Update channels last python reference to not use memory_format=channels_last (#14035)

Andrew Grebenisan · facebook-github-bot · commit 8a1875e7a5f4 · 2025-09-10T10:40:23.000-07:00
Summary:

Our implementation is actually supposed to assume input shapes come in channels last, not relying on torch channels last memory format. Same thing with output shapes.

Differential Revision: D81842686
diff --git a/backends/cadence/aot/ref_implementations.py b/backends/cadence/aot/ref_implementations.py
@@ -458,10 +458,21 @@ def quantized_conv_nhwc_per_tensor(
         - out_shift (int): Unused
     """
 
-    if not input_tensor.is_contiguous(memory_format=torch.channels_last):
-        raise ValueError("Input tensor must be in NHWC format")
+    # Convert to NCHW format to reuse the existing implementation
+    conv_is_1d = False
+    if len(input_tensor.shape) == 3:
+        conv_is_1d = True
+        input_tensor = input_tensor.movedim(-1, 1).contiguous()
+        if len(weight.shape) != 3:
+            raise ValueError("Weight tensor must be 3D if input is 3D")
+        weight = weight.movedim(-1, 1).contiguous()
+    else:
+        input_tensor = input_tensor.movedim(-1, -3)
+        if len(weight.shape) != 4:
+            raise ValueError("Weight tensor must be 4D if input is nd > 3")
+        weight = torch.permute(weight, (0, -1, 1, 2)).contiguous()
 
-    return quantized_conv_per_tensor(
+    nchw_out = quantized_conv_per_tensor(
         input_tensor,
         weight,
         bias,
@@ -478,6 +489,11 @@ def quantized_conv_nhwc_per_tensor(
         out_shift,
     )
 
+    if conv_is_1d:
+        return nchw_out.movedim(1, -1).contiguous()
+    else:
+        return nchw_out.movedim(-3, -1).contiguous()
+
 
 def quantized_conv_variant(
     layout: str,
diff --git a/backends/cadence/aot/tests/test_ref_implementations.py b/backends/cadence/aot/tests/test_ref_implementations.py
@@ -449,7 +449,7 @@ def test_quantized_layer_norm_per_tensor(
                     ),  # expected_output: [1+2, 2+3, 3+4] / 0.5 = [6, 10, 14]
                     memory_format,
                 )
-                for memory_format in [torch.contiguous_format]
+                for memory_format in [torch.contiguous_format, torch.channels_last]
             ],
             # Test case 5: Multiple output channels
             *[
@@ -686,10 +686,13 @@ def test_quantized_conv_per_tensor(
     ) -> None:
         assert memory_format in [torch.contiguous_format, torch.channels_last]
 
-        if len(input_tensor.shape) == 3 and memory_format == torch.channels_last:
-            self.fail("Channels last format is not supported for 3D input tensors")
-
-        input_tensor = input_tensor.to(memory_format=memory_format)

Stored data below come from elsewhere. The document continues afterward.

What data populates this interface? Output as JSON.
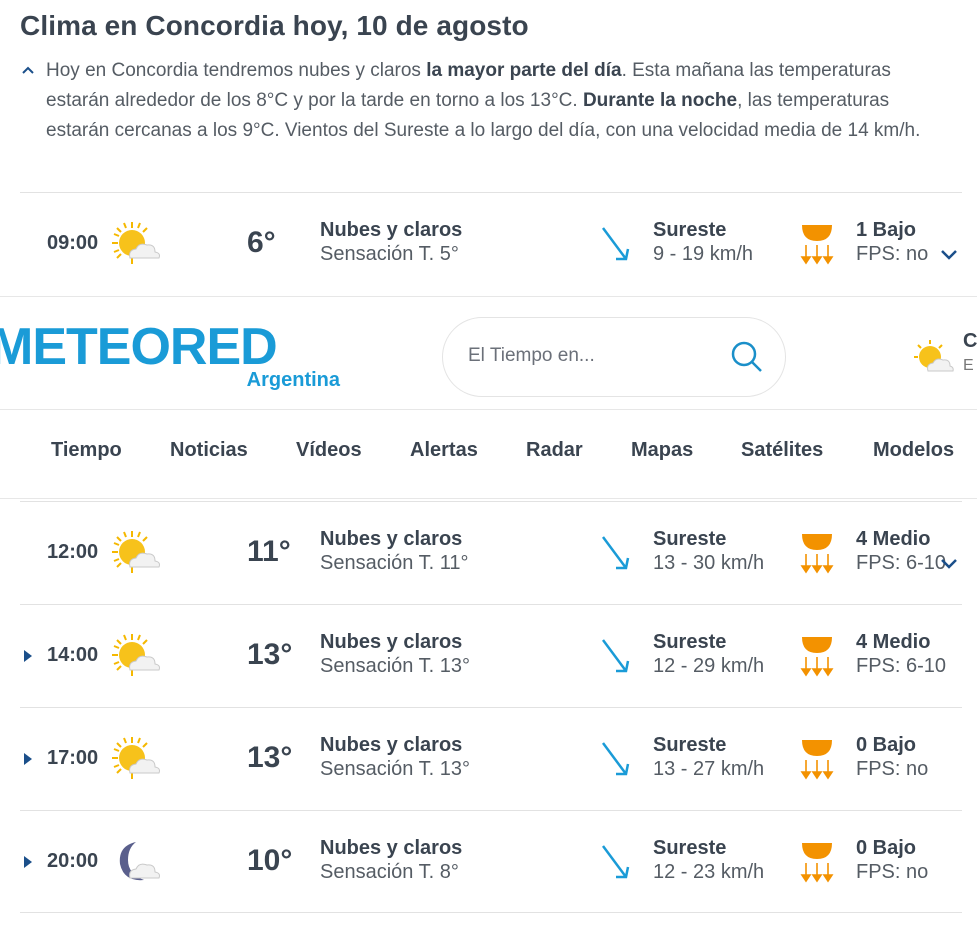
{
  "page": {
    "title": "Clima en Concordia hoy, 10 de agosto",
    "summary": {
      "part1": "Hoy en Concordia tendremos nubes y claros ",
      "bold1": "la mayor parte del día",
      "part2": ". Esta mañana las temperaturas estarán alrededor de los 8°C y por la tarde en torno a los 13°C. ",
      "bold2": "Durante la noche",
      "part3": ", las temperaturas estarán cercanas a los 9°C. Vientos del Sureste a lo largo del día, con una velocidad media de 14 km/h."
    }
  },
  "header": {
    "logo_text": "METEORED",
    "logo_sub": "Argentina",
    "search_placeholder": "El Tiempo en...",
    "weather_c": "C",
    "weather_e": "E",
    "nav": [
      "Tiempo",
      "Noticias",
      "Vídeos",
      "Alertas",
      "Radar",
      "Mapas",
      "Satélites",
      "Modelos"
    ]
  },
  "rows": [
    {
      "hour": "09:00",
      "icon": "sun-cloud-icon",
      "temp": "6°",
      "cond": "Nubes y claros",
      "feel": "Sensación T. 5°",
      "winddir": "Sureste",
      "windspd": "9 - 19 km/h",
      "uv": "1 Bajo",
      "fps": "FPS: no"
    },
    {
      "hour": "12:00",
      "icon": "sun-cloud-icon",
      "temp": "11°",
      "cond": "Nubes y claros",
      "feel": "Sensación T. 11°",
      "winddir": "Sureste",
      "windspd": "13 - 30 km/h",
      "uv": "4 Medio",
      "fps": "FPS: 6-10"
    },
    {
      "hour": "14:00",
      "icon": "sun-cloud-icon",
      "temp": "13°",
      "cond": "Nubes y claros",
      "feel": "Sensación T. 13°",
      "winddir": "Sureste",
      "windspd": "12 - 29 km/h",
      "uv": "4 Medio",
      "fps": "FPS: 6-10"
    },
    {
      "hour": "17:00",
      "icon": "sun-cloud-icon",
      "temp": "13°",
      "cond": "Nubes y claros",
      "feel": "Sensación T. 13°",
      "winddir": "Sureste",
      "windspd": "13 - 27 km/h",
      "uv": "0 Bajo",
      "fps": "FPS: no"
    },
    {
      "hour": "20:00",
      "icon": "moon-cloud-icon",
      "temp": "10°",
      "cond": "Nubes y claros",
      "feel": "Sensación T. 8°",
      "winddir": "Sureste",
      "windspd": "12 - 23 km/h",
      "uv": "0 Bajo",
      "fps": "FPS: no"
    }
  ],
  "colors": {
    "accent": "#1a9bd7",
    "text": "#3a4450",
    "uv": "#f39200"
  }
}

+        if memory_format == torch.channels_last:
+            if input_tensor.ndim == 3:
+                input_tensor = input_tensor.movedim(1, -1)

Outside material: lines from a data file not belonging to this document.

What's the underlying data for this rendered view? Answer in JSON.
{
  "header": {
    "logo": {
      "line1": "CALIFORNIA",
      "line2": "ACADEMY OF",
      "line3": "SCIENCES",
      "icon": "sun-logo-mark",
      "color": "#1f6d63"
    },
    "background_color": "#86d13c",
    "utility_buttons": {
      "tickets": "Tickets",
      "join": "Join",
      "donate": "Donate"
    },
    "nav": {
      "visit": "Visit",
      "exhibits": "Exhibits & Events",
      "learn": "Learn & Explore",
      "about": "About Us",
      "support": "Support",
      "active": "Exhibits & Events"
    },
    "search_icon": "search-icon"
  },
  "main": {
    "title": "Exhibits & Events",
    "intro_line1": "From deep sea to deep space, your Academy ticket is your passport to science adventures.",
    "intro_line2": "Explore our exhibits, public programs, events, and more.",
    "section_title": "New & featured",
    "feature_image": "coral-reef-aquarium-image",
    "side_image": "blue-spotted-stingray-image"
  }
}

+                weight = weight.movedim(1, -1)
+            else:
+                input_tensor = input_tensor.movedim(-3, -1)

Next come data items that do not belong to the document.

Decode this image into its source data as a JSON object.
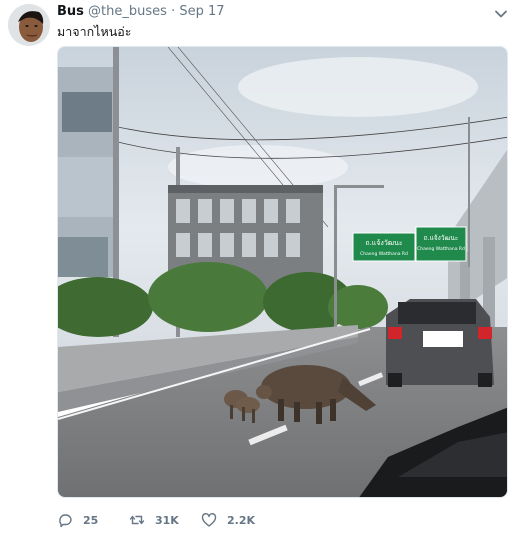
{
  "tweet": {
    "author_name": "Bus",
    "handle": "@the_buses",
    "separator": "·",
    "date": "Sep 17",
    "text": "มาจากไหนอ่ะ",
    "caret_icon": "chevron-down-icon"
  },
  "media": {
    "description_icon": "photo",
    "signs": {
      "left_title": "ถ.แจ้งวัฒนะ",
      "left_sub": "Chaeng Watthana Rd",
      "right_title": "ถ.แจ้งวัฒนะ",
      "right_sub": "Chaeng Watthana Rd"
    }
  },
  "actions": {
    "reply_count": "25",
    "retweet_count": "31K",
    "like_count": "2.2K"
  },
  "colors": {
    "text_primary": "#14171a",
    "text_secondary": "#657786",
    "sign_green": "#1f8a4c"
  }
}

+                weight = weight.movedim(-3, -1)
 
         convs = [
             (
@@ -701,7 +704,7 @@ def test_quantized_conv_per_tensor(
 
         optimized_convs = []
         if input_tensor.dtype == torch.int8 and weight.dtype == torch.int8:
-            if input_tensor.is_contiguous(memory_format=torch.contiguous_format):
+            if memory_format == torch.contiguous_format:
                 optimized_convs = [
                     torch.ops.cadence.quantized_conv_nchw_asym8sxsym8s_asym8s.per_tensor,
                     torch.ops.cadence.quantized_conv_nchw_dilated_asym8sxsym8s_asym8s.per_tensor,
@@ -715,7 +718,7 @@ def test_quantized_conv_per_tensor(
                     torch.ops.cadence.quantized_conv_nhwc_depthwise_asym8sxsym8s_asym8s.per_tensor,
                 ]
         elif input_tensor.dtype == torch.uint8 and weight.dtype == torch.uint8:
-            if input_tensor.is_contiguous(memory_format=torch.contiguous_format):
+            if memory_format == torch.contiguous_format:
                 optimized_convs = [
                     torch.ops.cadence.quantized_conv_nchw_asym8uxsym8u_asym8u.per_tensor,
                     torch.ops.cadence.quantized_conv_nchw_dilated_asym8uxsym8u_asym8u.per_tensor,
@@ -746,7 +749,13 @@ def test_quantized_conv_per_tensor(
                 output_zero_point,
                 out_multiplier,
                 out_shift,
-            ).to(memory_format=torch.contiguous_format)
+            )
+
+            if memory_format == torch.channels_last:
+                if input_tensor.ndim == 3:
+                    output = output.movedim(-1, 1)
+                else:
+                    output = output.movedim(-1, -3)
 
             # Verify output properties
             self.assertEqual(output.dtype, dtype, f"Output dtype should be {dtype}")